「ちょっとそこ! 和んでる場合じゃないでしょ! 早く、教師の名前を言いなさい!」
2人のまったりとした雰囲気に優奈は痺れを切らす。
もともとは話をこじらせたのは自分なのだが、女王様のような性格の彼女がいつまでも自分のせいだとうじうじと考えているはずはなく、1人で先を見つめていた。

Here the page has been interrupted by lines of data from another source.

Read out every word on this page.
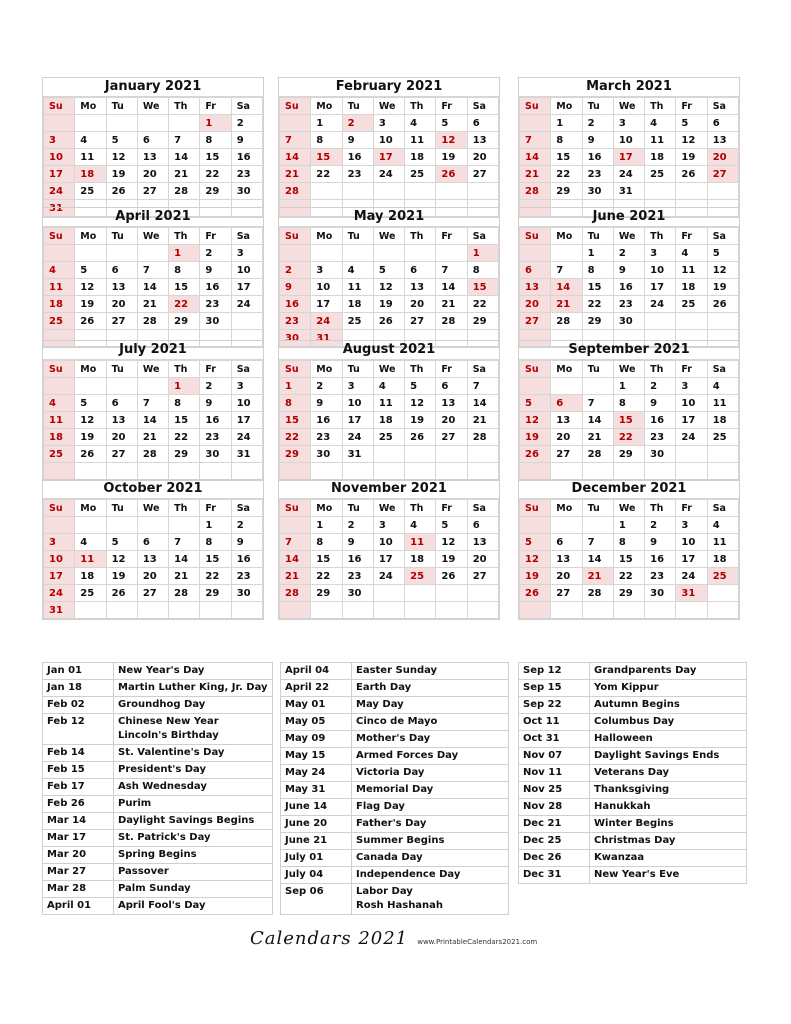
January 2021
Su	Mo	Tu	We	Th	Fr	Sa
					1	2
3	4	5	6	7	8	9
10	11	12	13	14	15	16
17	18	19	20	21	22	23
24	25	26	27	28	29	30
31						
February 2021
Su	Mo	Tu	We	Th	Fr	Sa
	1	2	3	4	5	6
7	8	9	10	11	12	13
14	15	16	17	18	19	20
21	22	23	24	25	26	27
28						

March 2021
Su	Mo	Tu	We	Th	Fr	Sa
	1	2	3	4	5	6
7	8	9	10	11	12	13
14	15	16	17	18	19	20
21	22	23	24	25	26	27
28	29	30	31			

April 2021
Su	Mo	Tu	We	Th	Fr	Sa
				1	2	3
4	5	6	7	8	9	10
11	12	13	14	15	16	17
18	19	20	21	22	23	24
25	26	27	28	29	30	

May 2021
Su	Mo	Tu	We	Th	Fr	Sa
						1
2	3	4	5	6	7	8
9	10	11	12	13	14	15
16	17	18	19	20	21	22
23	24	25	26	27	28	29
30	31					
June 2021
Su	Mo	Tu	We	Th	Fr	Sa
		1	2	3	4	5
6	7	8	9	10	11	12
13	14	15	16	17	18	19
20	21	22	23	24	25	26
27	28	29	30			

July 2021
Su	Mo	Tu	We	Th	Fr	Sa
				1	2	3
4	5	6	7	8	9	10
11	12	13	14	15	16	17
18	19	20	21	22	23	24
25	26	27	28	29	30	31

August 2021
Su	Mo	Tu	We	Th	Fr	Sa
1	2	3	4	5	6	7
8	9	10	11	12	13	14
15	16	17	18	19	20	21
22	23	24	25	26	27	28
29	30	31				

September 2021
Su	Mo	Tu	We	Th	Fr	Sa
			1	2	3	4
5	6	7	8	9	10	11
12	13	14	15	16	17	18
19	20	21	22	23	24	25
26	27	28	29	30		

October 2021
Su	Mo	Tu	We	Th	Fr	Sa
					1	2
3	4	5	6	7	8	9
10	11	12	13	14	15	16
17	18	19	20	21	22	23
24	25	26	27	28	29	30
31						
November 2021
Su	Mo	Tu	We	Th	Fr	Sa
	1	2	3	4	5	6
7	8	9	10	11	12	13
14	15	16	17	18	19	20
21	22	23	24	25	26	27
28	29	30				

December 2021
Su	Mo	Tu	We	Th	Fr	Sa
			1	2	3	4
5	6	7	8	9	10	11
12	13	14	15	16	17	18
19	20	21	22	23	24	25
26	27	28	29	30	31	

Jan 01	New Year's Day

Jan 18	Martin Luther King, Jr. Day

Feb 02	Groundhog Day

Feb 12	Chinese New Year
Lincoln's Birthday

Feb 14	St. Valentine's Day

Feb 15	President's Day

Feb 17	Ash Wednesday

Feb 26	Purim

Mar 14	Daylight Savings Begins

Mar 17	St. Patrick's Day

Mar 20	Spring Begins

Mar 27	Passover

Mar 28	Palm Sunday

April 01	April Fool's Day
April 04	Easter Sunday

April 22	Earth Day

May 01	May Day

May 05	Cinco de Mayo

May 09	Mother's Day

May 15	Armed Forces Day

May 24	Victoria Day

May 31	Memorial Day

June 14	Flag Day

June 20	Father's Day

June 21	Summer Begins

July 01	Canada Day

July 04	Independence Day

Sep 06	Labor Day
Rosh Hashanah
Sep 12	Grandparents Day

Sep 15	Yom Kippur

Sep 22	Autumn Begins

Oct 11	Columbus Day

Oct 31	Halloween

Nov 07	Daylight Savings Ends

Nov 11	Veterans Day

Nov 25	Thanksgiving

Nov 28	Hanukkah

Dec 21	Winter Begins

Dec 25	Christmas Day

Dec 26	Kwanzaa

Dec 31	New Year's Eve
Calendars 2021 www.PrintableCalendars2021.com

「はいはい。…………でも、俺、その教師の名前は知らないぜ」
「はぁ? ちょっと、待て。あんた知ってるって言ってたじゃない。あんなに私たちに言ってたのに、やっぱり違いましたなんて許されないわよ」
優奈は鬼のような形相で大也に詰め寄る。
「いや、名前は知らないけど顔は覚えてるってこと。だから、誰かははっきり言えるぜ。それに、お前たちだって1回会ってるって」
「そりゃ、そうでしょうよ。学校の教師ならね。あんたね、確実じゃないのにあんなえらそうなこと言ってたわけ? これじゃ、知らないのとかわりないじゃない!」
優奈の怒りの声とは反対に涼やかな深青の声が冷静に大也に確信を問う。
「私たちにも面識がある教師ということだよね、それって。どこで私たちと会ったの?」
深青の言葉の中に何か重要なことが含まれているとは思わない。
だけど、あまりにも切羽詰った深青の表情から優奈は大也への追求を止めた。
「え…………、あ、えと。化学室の爆発事故があった日に避難する時に声をかけてきた教師がいるだろ? そいつ………」
「化学室の爆発………」
深青は顎に手を置き、呟きながら考え込む。
優奈もその日のことを思い出そうと記憶を探った。